Звёздная болезнь, или Зрелые годы мизантропа. Том 1 - [8]

Шрифт
Интервал

— Нет, ты всё-таки объясни мне… раз ты такой умный… раз ты такой француз… Какого черта ты сюда приезжаешь? — затягивал Запевалов всегда один и тот же мотив, стоило ему перебрать за столом рюмку-другую. — Водку пить? По бабам шляться? Нюни распускать?..

— Каждый судит по себе… — бурчал другой в ответ. — Вы опять поддали. Я-то тут при чем?

— Ты мне зубы не заговаривай! Не надо! Я же понимаю, не дурак, что ты всё это презираешь… — В устах поэта это слово звучало всегда по-особенному. — Дедушка небось с шашкой наголо по крымским просторам бегал, кишки выпускал всякой нечисти. А ты грешки его приехал замаливать? Так он правильно делал, твой дедушка! Спасибо ему скажи! Если бы Антанта, проклятая, не сдула тогда, если бы она в штаны не наложила, мы бы сегодня были процветающей державой!.. Ты посмотри, чего они здесь понаворотили! Позорно… позорно распускать нюни… Правды ты всё равно не видишь. А увидел бы — окаменел бы на месте. Нищета вокруг! Концлагерь!..

— Слова… Позорно живете вы сами… — шел Вертягин на абордаж. — Властям одно место лижете, пишете галиматью, пользуетесь всем этим. Дача у вас откуда? В поте лица заработали? Продались — вот и получили!..

Сказанное за вечер не мешало им на следующий день как ни в чем не бывало здороваться.

Запевалов был женат. Жена, преподававшая в литинституте, на даче не появлялась. Но поскольку от одиночества он буквально опухал, когда соседи подолгу не звали его в гости — главным образом, из опасения, что чаепитие закончится очередным разгулом, — время от времени он устраивал у себя поэтические чтения, на которые приглашал всех желающих, из тех, кто жил за ближайшими заборами. Развлекать гостей приезжали и юные поэтессы — ученицы его жены и их подруги. Как-то и мы с Вертягиным оказались гостями «чтений». И весь вечер просидели, потупившись в пол.

То ямбом, то хореем декламировались вирши про весеннюю капель, про подснежники и дачные полустанки. С бесконечным заунывным ритмом отстукивающие, точно нескончаемый состав из одних товарных вагонов, когда смотришь откуда-нибудь с пригородной платформы, как он, громыхая, ползет и ползет мимо, — стихи, сшитые из одних клише, были все на одно лицо. Лишь одна из поэтесс, тихая чернявая девушка в вязаном свитере и джинсах, косившая под футуристку, отваживалась на собственные лексемы, но понять из них что-либо было трудно.

Среди зрителей в тот вечер был поэт-туркмен.
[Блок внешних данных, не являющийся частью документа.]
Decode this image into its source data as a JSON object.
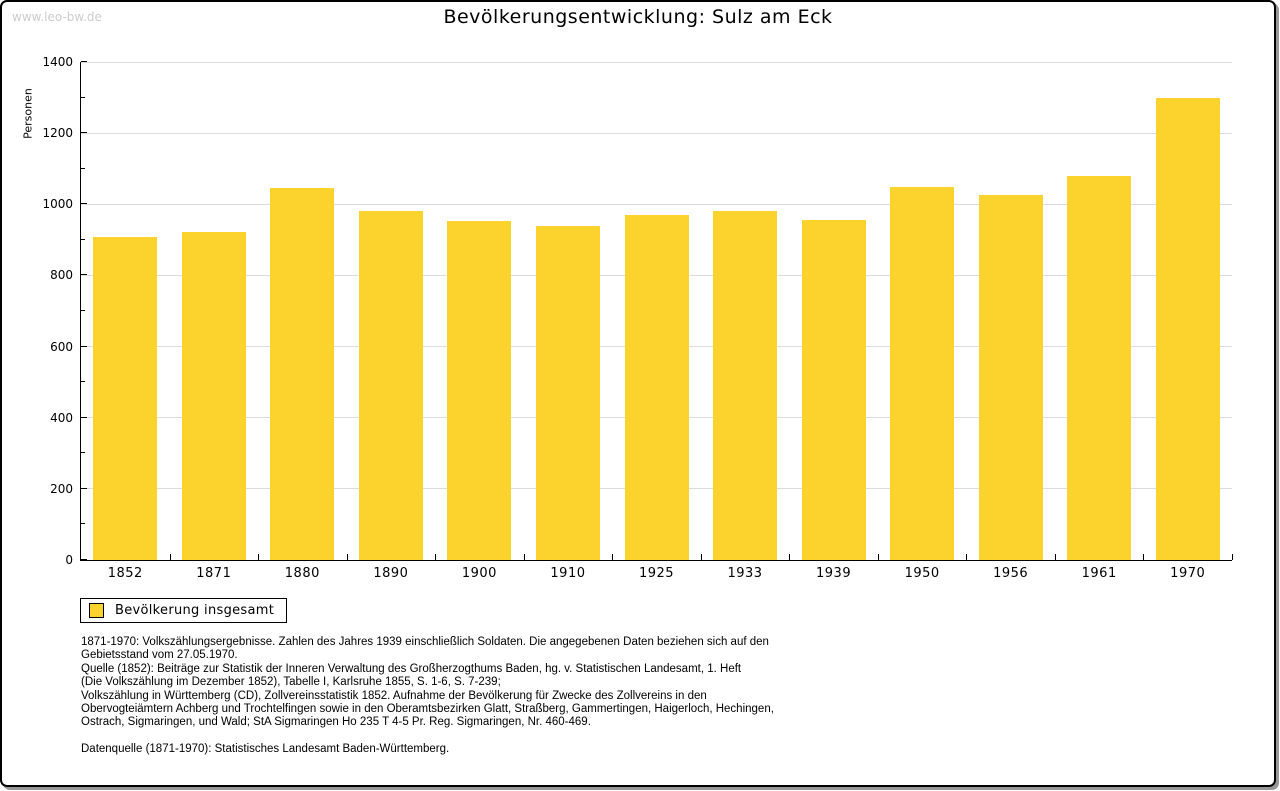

Тоже знаменитость и тоже в своем роде. Он подливал масла в огонь. Будучи навеселе, со слипшимися от охмеления, утонувшими в щеках глазами, туркмен давился от немого смеха. И непонятно было, над кем он потешается — над нами с Вертягиным или над Запеваловым и компанией. Чувство юмора у гостя было необычное, какое-то многоуровневое. Минутами казалось, что он смеется над собственным смехом.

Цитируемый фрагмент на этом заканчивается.